Erasure Coding: Increase Fault-Resilience & Capacity

April 18, 2017

Products, TechTalks

Apurv Gupta | Chief Architect

One of the new features added to Cohesity DataPlatform in 4.0 is Erasure Coding, or EC in short. Basically, EC is a mathematical technique that stores a piece of data across N disks such that the loss (Erasure) of a few of the disks still allows the data to be reconstructed.

In Cohesity’s architecture, disks reside within hyperconverged nodes that comprise a cluster. EC blocks are distributed across nodes (not just disks) in the cluster to maximize both resilience and performance.

Without going deep into the mathematics, here’s a simple example:
Suppose you wanted to store two pieces of data A and B. You store A on node X, B on node Y and (A+B) on node Z. Now if we lose node X, we can still recover A by reading from node Y and node Z and doing (A+B) – A => B
In this simple example, we are able to tolerate 1 node failure with only 50% overhead.

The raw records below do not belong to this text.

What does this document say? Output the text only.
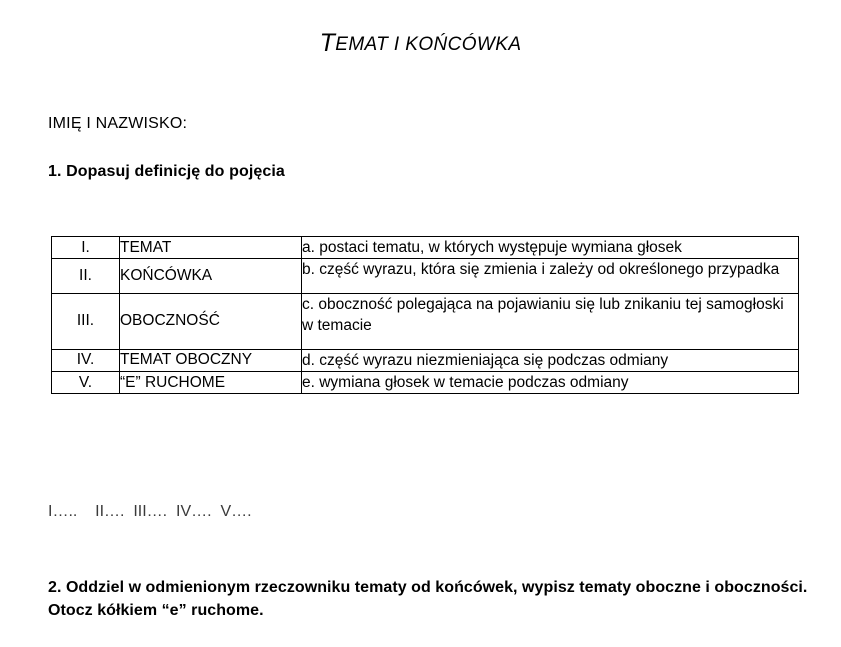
TEMAT I KOŃCÓWKA
IMIĘ I NAZWISKO:
1. Dopasuj definicję do pojęcia
I.	TEMAT	a. postaci tematu, w których występuje wymiana głosek
II.	KOŃCÓWKA	b. część wyrazu, która się zmienia i zależy od określonego przypadka
III.	OBOCZNOŚĆ	c. oboczność polegająca na pojawianiu się lub znikaniu tej samogłoski w temacie
IV.	TEMAT OBOCZNY	d. część wyrazu niezmieniająca się podczas odmiany
V.	“E” RUCHOME	e. wymiana głosek w temacie podczas odmiany
I…..    II….  III….  IV….  V….
2. Oddziel w odmienionym rzeczowniku tematy od końcówek, wypisz tematy oboczne i oboczności. Otocz kółkiem “e” ruchome.
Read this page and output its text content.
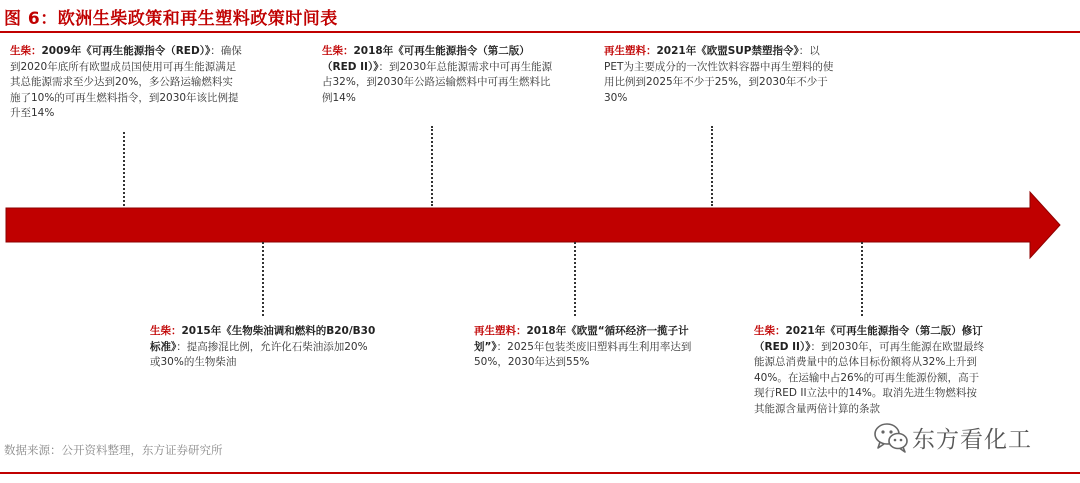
图 6：欧洲生柴政策和再生塑料政策时间表
生柴：2009年《可再生能源指令（RED）》：确保到2020年底所有欧盟成员国使用可再生能源满足其总能源需求至少达到20%，多公路运输燃料实施了10%的可再生燃料指令，到2030年该比例提升至14%
生柴：2018年《可再生能源指令（第二版）（RED II）》：到2030年总能源需求中可再生能源占32%，到2030年公路运输燃料中可再生燃料比例14%
再生塑料：2021年《欧盟SUP禁塑指令》：以PET为主要成分的一次性饮料容器中再生塑料的使用比例到2025年不少于25%，到2030年不少于30%
生柴：2015年《生物柴油调和燃料的B20/B30标准》：提高掺混比例，允许化石柴油添加20%或30%的生物柴油
再生塑料：2018年《欧盟“循环经济一揽子计划”》：2025年包装类废旧塑料再生利用率达到50%，2030年达到55%
生柴：2021年《可再生能源指令（第二版）修订（RED II）》：到2030年，可再生能源在欧盟最终能源总消费量中的总体目标份额将从32%上升到40%。在运输中占26%的可再生能源份额，高于现行RED II立法中的14%。取消先进生物燃料按其能源含量两倍计算的条款
数据来源：公开资料整理，东方证券研究所	东方看化工
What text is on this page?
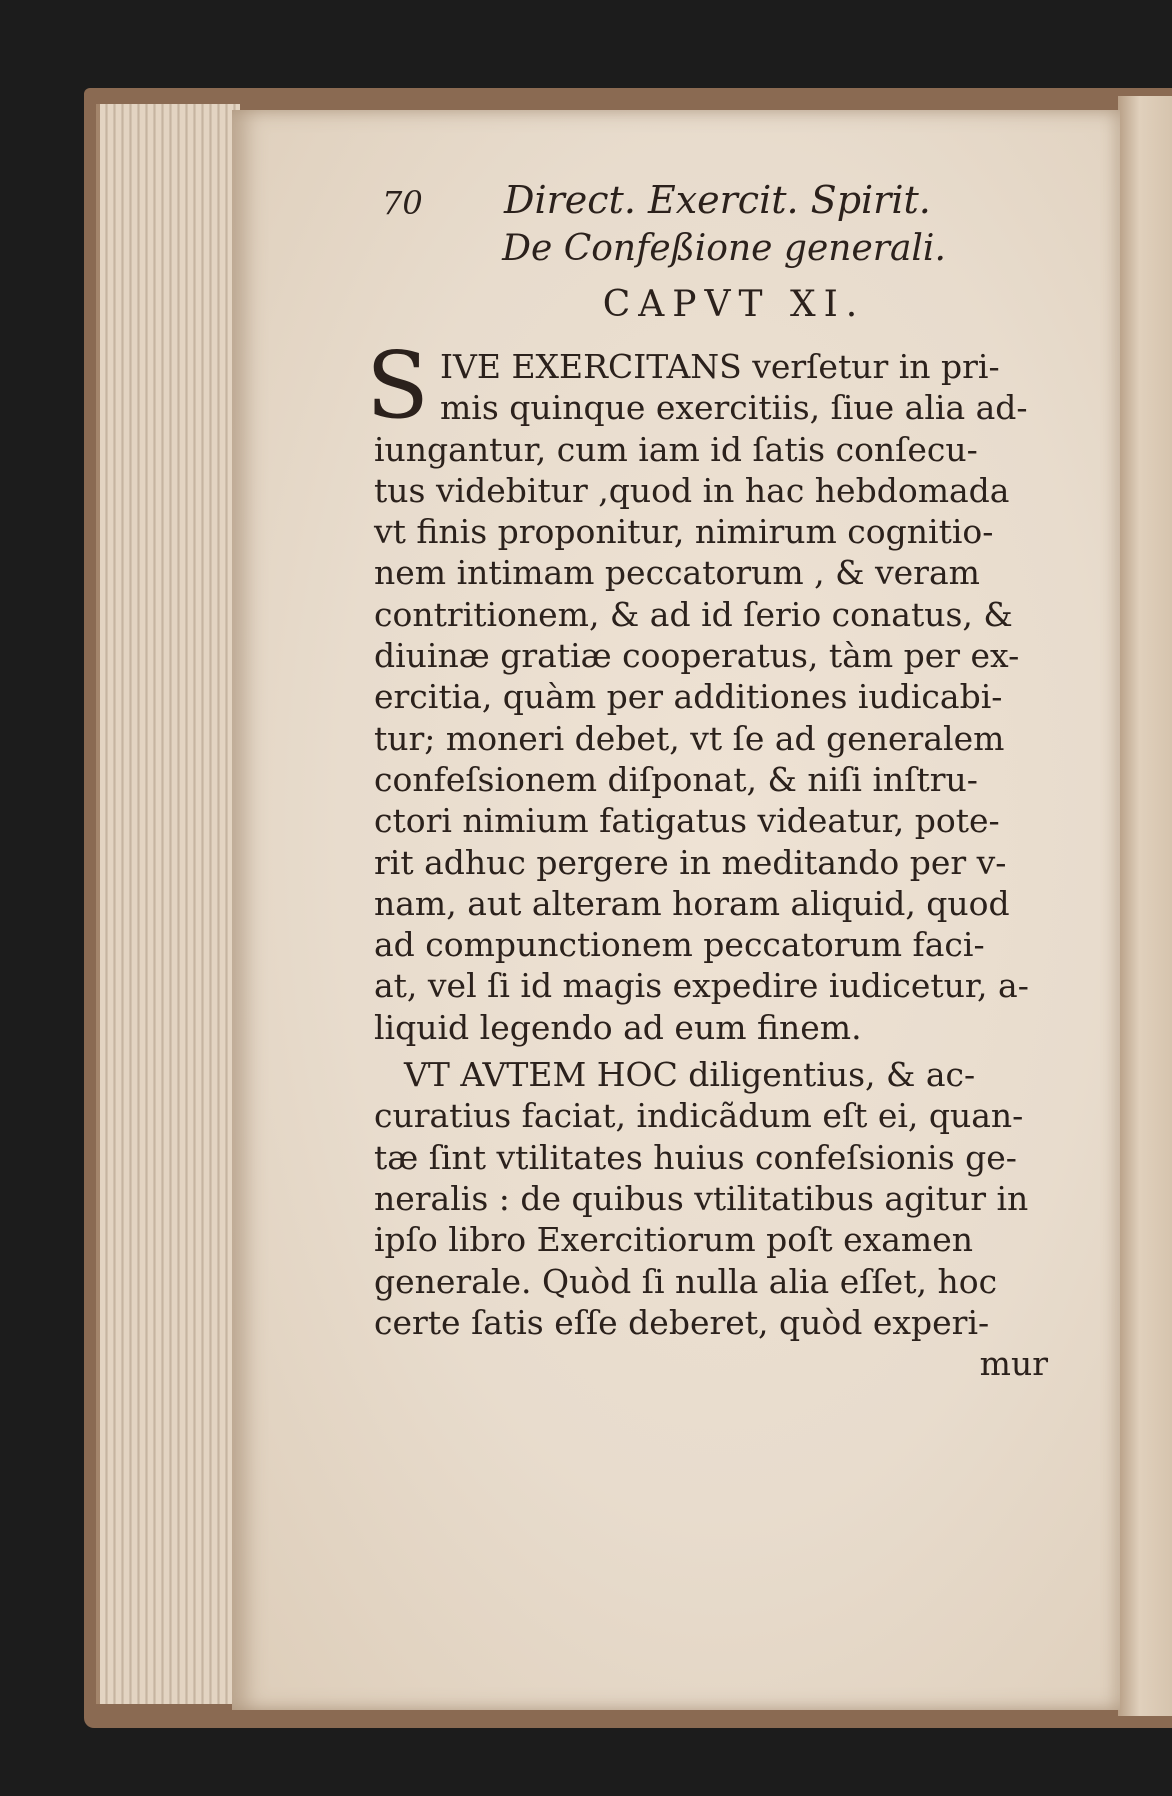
70 Direct. Exercit. Spirit.
De Confeßione generali.
CAPVT XI.
S IVE EXERCITANS verſetur in pri-
mis quinque exercitiis, ſiue alia ad-
iungantur, cum iam id ſatis conſecu-
tus videbitur ,quod in hac hebdomada
vt finis proponitur, nimirum cognitio-
nem intimam peccatorum , & veram
contritionem, & ad id ſerio conatus, &
diuinæ gratiæ cooperatus, tàm per ex-
ercitia, quàm per additiones iudicabi-
tur; moneri debet, vt ſe ad generalem
confeſsionem diſponat, & niſi inſtru-
ctori nimium fatigatus videatur, pote-
rit adhuc pergere in meditando per v-
nam, aut alteram horam aliquid, quod
ad compunctionem peccatorum faci-
at, vel ſi id magis expedire iudicetur, a-
liquid legendo ad eum finem.
VT AVTEM HOC diligentius, & ac-
curatius faciat, indicãdum eſt ei, quan-
tæ ſint vtilitates huius confeſsionis ge-
neralis : de quibus vtilitatibus agitur in
ipſo libro Exercitiorum poſt examen
generale. Quòd ſi nulla alia eſſet, hoc
certe ſatis eſſe deberet, quòd experi-
mur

There are other mathematical techniques to do this for higher failure tolerance (e.g., 2 node failures) and lower storage overhead.

Here’s a simple visual comparison of usable capacity for RF=2 replication compared to 5:2 erasure coding:

This flexibility offers several advantages:

  • Old data can be migrated to EC in the background. Customers don’t need Rip & Replace to realize the benefits!
  • Some workloads (e.g., T&D) may still want to use Mirroring in their ViewBox for better performance.
  • Delayed Erasure Coding – data can be ingested at higher throughput with Mirroring, and older, cold data can be Erasure coded to realize the capacity benefits.

One of the interesting challenges in adding EC to Cohesity was that Cohesity supports industry standard NFS & SMB protocols. This means that data can be overwritten, or we might get smaller writes than we’d like and we still have to make a distributed transaction work across many nodes and disks. Small writes can cause packing inefficiencies – causing us to use more storage than desired because we may have to pad writes. Here, our flexible approach paid rich dividends. For smaller writes, we simply write them mirrored and erasure code the data once enough of them have accumulated!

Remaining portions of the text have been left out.